Book An Introduction to Data Analysis and Uncertainty Quantification for Inverse Problems

Download or read book An Introduction to Data Analysis and Uncertainty Quantification for Inverse Problems written by Luis Tenorio and published by SIAM. This book was released on 2017-07-06 with total page 275 pages. Available in PDF, EPUB and Kindle. Book excerpt: Inverse problems are found in many applications, such as medical imaging, engineering, astronomy, and geophysics, among others. To solve an inverse problem is to recover an object from noisy, usually indirect observations. Solutions to inverse problems are subject to many potential sources of error introduced by approximate mathematical models, regularization methods, numerical approximations for efficient computations, noisy data, and limitations in the number of observations; thus it is important to include an assessment of the uncertainties as part of the solution. Such assessment is interdisciplinary by nature, as it requires, in addition to knowledge of the particular application, methods from applied mathematics, probability, and statistics. This book bridges applied mathematics and statistics by providing a basic introduction to probability and statistics for uncertainty quantification in the context of inverse problems, as well as an introduction to statistical regularization of inverse problems.
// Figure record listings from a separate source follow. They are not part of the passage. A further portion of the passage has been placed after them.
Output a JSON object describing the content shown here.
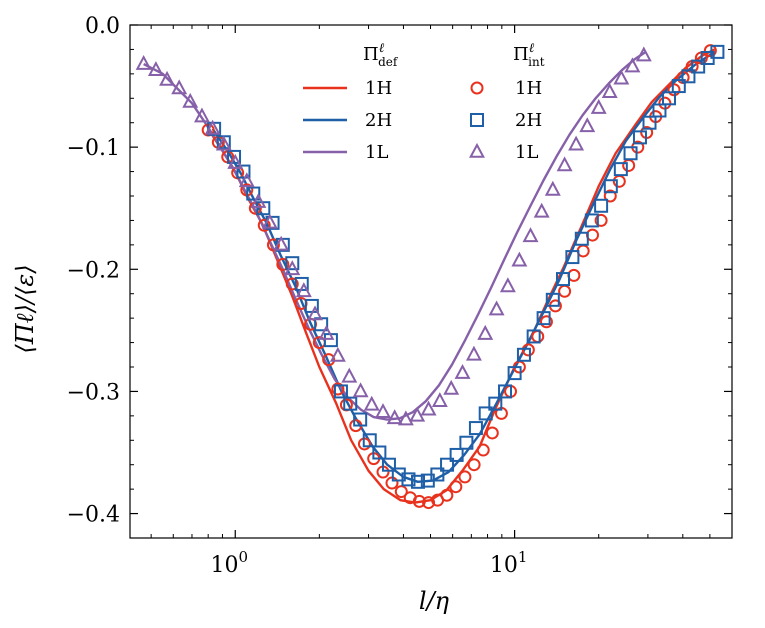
{
  "chart_data": {
    "type": "line",
    "xlabel": "l/η",
    "ylabel": "⟨Πℓ⟩/⟨ε⟩",
    "xscale": "log",
    "xlim": [
      0.42,
      60
    ],
    "ylim": [
      -0.42,
      0.0
    ],
    "x_ticks": [
      {
        "value": 1,
        "base": "10",
        "exp": "0"
      },
      {
        "value": 10,
        "base": "10",
        "exp": "1"
      }
    ],
    "y_ticks": [
      {
        "value": 0.0,
        "label": "0.0"
      },
      {
        "value": -0.1,
        "label": "−0.1"
      },
      {
        "value": -0.2,
        "label": "−0.2"
      },
      {
        "value": -0.3,
        "label": "−0.3"
      },
      {
        "value": -0.4,
        "label": "−0.4"
      }
    ],
    "grid": false,
    "legend": {
      "placement": "top-center",
      "line_header_base": "Π",
      "line_header_sup": "ℓ",
      "line_header_sub": "def",
      "marker_header_base": "Π",
      "marker_header_sup": "ℓ",
      "marker_header_sub": "int"
    },
    "series": [
      {
        "name": "1H",
        "color": "#e8321e",
        "line": {
          "x": [
            0.8,
            0.9,
            1.0,
            1.1,
            1.25,
            1.4,
            1.6,
            1.8,
            2.0,
            2.3,
            2.6,
            3.0,
            3.4,
            3.9,
            4.4,
            5.0,
            5.7,
            6.5,
            7.5,
            8.5,
            10.0,
            11.5,
            13.0,
            15.0,
            17.5,
            20.0,
            23.0,
            27.0,
            31.0,
            36.0,
            41.0,
            47.0,
            52.0
          ],
          "y": [
            -0.085,
            -0.103,
            -0.12,
            -0.14,
            -0.163,
            -0.19,
            -0.222,
            -0.253,
            -0.28,
            -0.31,
            -0.34,
            -0.365,
            -0.38,
            -0.389,
            -0.391,
            -0.389,
            -0.381,
            -0.365,
            -0.345,
            -0.315,
            -0.28,
            -0.255,
            -0.228,
            -0.198,
            -0.163,
            -0.132,
            -0.105,
            -0.082,
            -0.063,
            -0.048,
            -0.035,
            -0.025,
            -0.02
          ]
        },
        "markers": {
          "shape": "circle",
          "x": [
            0.8,
            0.87,
            0.94,
            1.02,
            1.1,
            1.18,
            1.27,
            1.37,
            1.48,
            1.6,
            1.72,
            1.86,
            2.0,
            2.16,
            2.33,
            2.5,
            2.7,
            2.9,
            3.13,
            3.38,
            3.64,
            3.93,
            4.23,
            4.56,
            4.92,
            5.3,
            5.72,
            6.16,
            6.64,
            7.16,
            7.72,
            8.32,
            8.97,
            9.67,
            10.4,
            11.2,
            12.1,
            13.0,
            14.0,
            15.1,
            16.3,
            17.6,
            19.0,
            20.4,
            22.0,
            23.7,
            25.6,
            27.6,
            29.7,
            32.0,
            34.5,
            37.2,
            40.1,
            43.2,
            46.6,
            50.2
          ],
          "y": [
            -0.086,
            -0.096,
            -0.108,
            -0.121,
            -0.135,
            -0.15,
            -0.164,
            -0.18,
            -0.196,
            -0.212,
            -0.228,
            -0.245,
            -0.26,
            -0.274,
            -0.298,
            -0.311,
            -0.328,
            -0.343,
            -0.355,
            -0.366,
            -0.375,
            -0.382,
            -0.387,
            -0.39,
            -0.391,
            -0.389,
            -0.385,
            -0.378,
            -0.37,
            -0.36,
            -0.348,
            -0.334,
            -0.318,
            -0.3,
            -0.28,
            -0.266,
            -0.255,
            -0.243,
            -0.23,
            -0.218,
            -0.205,
            -0.185,
            -0.172,
            -0.16,
            -0.14,
            -0.128,
            -0.115,
            -0.1,
            -0.088,
            -0.075,
            -0.064,
            -0.053,
            -0.043,
            -0.034,
            -0.027,
            -0.021
          ]
        }
      },
      {
        "name": "2H",
        "color": "#1f5fa8",
        "line": {
          "x": [
            0.83,
            0.95,
            1.05,
            1.15,
            1.3,
            1.45,
            1.65,
            1.85,
            2.1,
            2.4,
            2.7,
            3.1,
            3.5,
            4.0,
            4.5,
            5.1,
            5.8,
            6.6,
            7.5,
            8.6,
            9.8,
            11.0,
            12.5,
            14.5,
            16.5,
            19.0,
            22.0,
            25.0,
            29.0,
            33.0,
            38.0,
            44.0,
            52.0
          ],
          "y": [
            -0.085,
            -0.105,
            -0.122,
            -0.14,
            -0.163,
            -0.188,
            -0.215,
            -0.243,
            -0.27,
            -0.3,
            -0.322,
            -0.345,
            -0.36,
            -0.37,
            -0.374,
            -0.373,
            -0.366,
            -0.352,
            -0.335,
            -0.31,
            -0.285,
            -0.263,
            -0.238,
            -0.208,
            -0.178,
            -0.148,
            -0.118,
            -0.095,
            -0.075,
            -0.059,
            -0.045,
            -0.033,
            -0.022
          ]
        },
        "markers": {
          "shape": "square",
          "x": [
            0.84,
            0.91,
            0.99,
            1.07,
            1.16,
            1.26,
            1.36,
            1.48,
            1.6,
            1.73,
            1.88,
            2.03,
            2.2,
            2.39,
            2.58,
            2.8,
            3.03,
            3.28,
            3.55,
            3.85,
            4.17,
            4.51,
            4.89,
            5.29,
            5.73,
            6.2,
            6.72,
            7.27,
            7.88,
            8.53,
            9.24,
            10.0,
            10.8,
            11.7,
            12.7,
            13.7,
            14.9,
            16.1,
            17.4,
            18.9,
            20.4,
            22.1,
            24.0,
            26.0,
            28.1,
            30.4,
            33.0,
            35.7,
            38.7,
            41.9,
            45.4,
            49.1,
            53.2
          ],
          "y": [
            -0.085,
            -0.096,
            -0.108,
            -0.12,
            -0.138,
            -0.15,
            -0.162,
            -0.18,
            -0.195,
            -0.212,
            -0.23,
            -0.245,
            -0.258,
            -0.3,
            -0.31,
            -0.323,
            -0.34,
            -0.35,
            -0.36,
            -0.368,
            -0.372,
            -0.374,
            -0.373,
            -0.368,
            -0.36,
            -0.352,
            -0.342,
            -0.33,
            -0.318,
            -0.31,
            -0.3,
            -0.285,
            -0.27,
            -0.255,
            -0.24,
            -0.225,
            -0.208,
            -0.19,
            -0.175,
            -0.16,
            -0.148,
            -0.132,
            -0.118,
            -0.105,
            -0.092,
            -0.08,
            -0.07,
            -0.06,
            -0.05,
            -0.042,
            -0.034,
            -0.027,
            -0.022
          ]
        }
      },
      {
        "name": "1L",
        "color": "#8660a8",
        "line": {
          "x": [
            0.47,
            0.55,
            0.62,
            0.7,
            0.78,
            0.87,
            0.97,
            1.08,
            1.2,
            1.33,
            1.48,
            1.65,
            1.83,
            2.04,
            2.27,
            2.53,
            2.82,
            3.13,
            3.49,
            3.88,
            4.32,
            4.81,
            5.36,
            5.97,
            6.65,
            7.4,
            8.24,
            9.18,
            10.2,
            11.4,
            12.7,
            14.1,
            15.7,
            17.5,
            19.5,
            21.7,
            24.2,
            26.9,
            29.5
          ],
          "y": [
            -0.032,
            -0.04,
            -0.052,
            -0.064,
            -0.08,
            -0.097,
            -0.115,
            -0.135,
            -0.155,
            -0.177,
            -0.2,
            -0.225,
            -0.248,
            -0.27,
            -0.29,
            -0.305,
            -0.315,
            -0.321,
            -0.323,
            -0.322,
            -0.317,
            -0.308,
            -0.295,
            -0.278,
            -0.258,
            -0.237,
            -0.215,
            -0.192,
            -0.17,
            -0.148,
            -0.127,
            -0.108,
            -0.09,
            -0.074,
            -0.06,
            -0.048,
            -0.037,
            -0.028,
            -0.022
          ]
        },
        "markers": {
          "shape": "triangle",
          "x": [
            0.47,
            0.52,
            0.57,
            0.63,
            0.69,
            0.76,
            0.83,
            0.91,
            1.0,
            1.1,
            1.21,
            1.33,
            1.46,
            1.6,
            1.76,
            1.93,
            2.12,
            2.33,
            2.56,
            2.81,
            3.08,
            3.38,
            3.72,
            4.08,
            4.48,
            4.92,
            5.4,
            5.93,
            6.51,
            7.15,
            7.85,
            8.62,
            9.46,
            10.4,
            11.4,
            12.5,
            13.7,
            15.1,
            16.6,
            18.2,
            20.0,
            21.9,
            24.1,
            26.4,
            29.0
          ],
          "y": [
            -0.032,
            -0.037,
            -0.045,
            -0.052,
            -0.063,
            -0.075,
            -0.085,
            -0.098,
            -0.113,
            -0.128,
            -0.145,
            -0.162,
            -0.18,
            -0.2,
            -0.218,
            -0.237,
            -0.253,
            -0.271,
            -0.288,
            -0.3,
            -0.311,
            -0.317,
            -0.322,
            -0.323,
            -0.32,
            -0.315,
            -0.308,
            -0.298,
            -0.285,
            -0.27,
            -0.253,
            -0.233,
            -0.214,
            -0.193,
            -0.173,
            -0.153,
            -0.135,
            -0.115,
            -0.098,
            -0.083,
            -0.068,
            -0.055,
            -0.044,
            -0.034,
            -0.025
          ]
        }
      }
    ]
  }
}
The author covers basic statistical inference, introduces the framework of ill-posed inverse problems, and explains statistical questions that arise in their applications. An Introduction to Data Analysis and Uncertainty Quantification for Inverse Problems?includes many examples that explain techniques which are useful to address general problems arising in uncertainty quantification, Bayesian and non-Bayesian statistical methods and discussions of their complementary roles, and analysis of a real data set to illustrate the methodology covered throughout the book.

Book Computational Methods for Inverse Problems

Download or read book Computational Methods for Inverse Problems written by Curtis R. Vogel and published by SIAM. This book was released on 2002-01-01 with total page 195 pages. Available in PDF, EPUB and Kindle. Book excerpt: Provides a basic understanding of both the underlying mathematics and the computational methods used to solve inverse problems.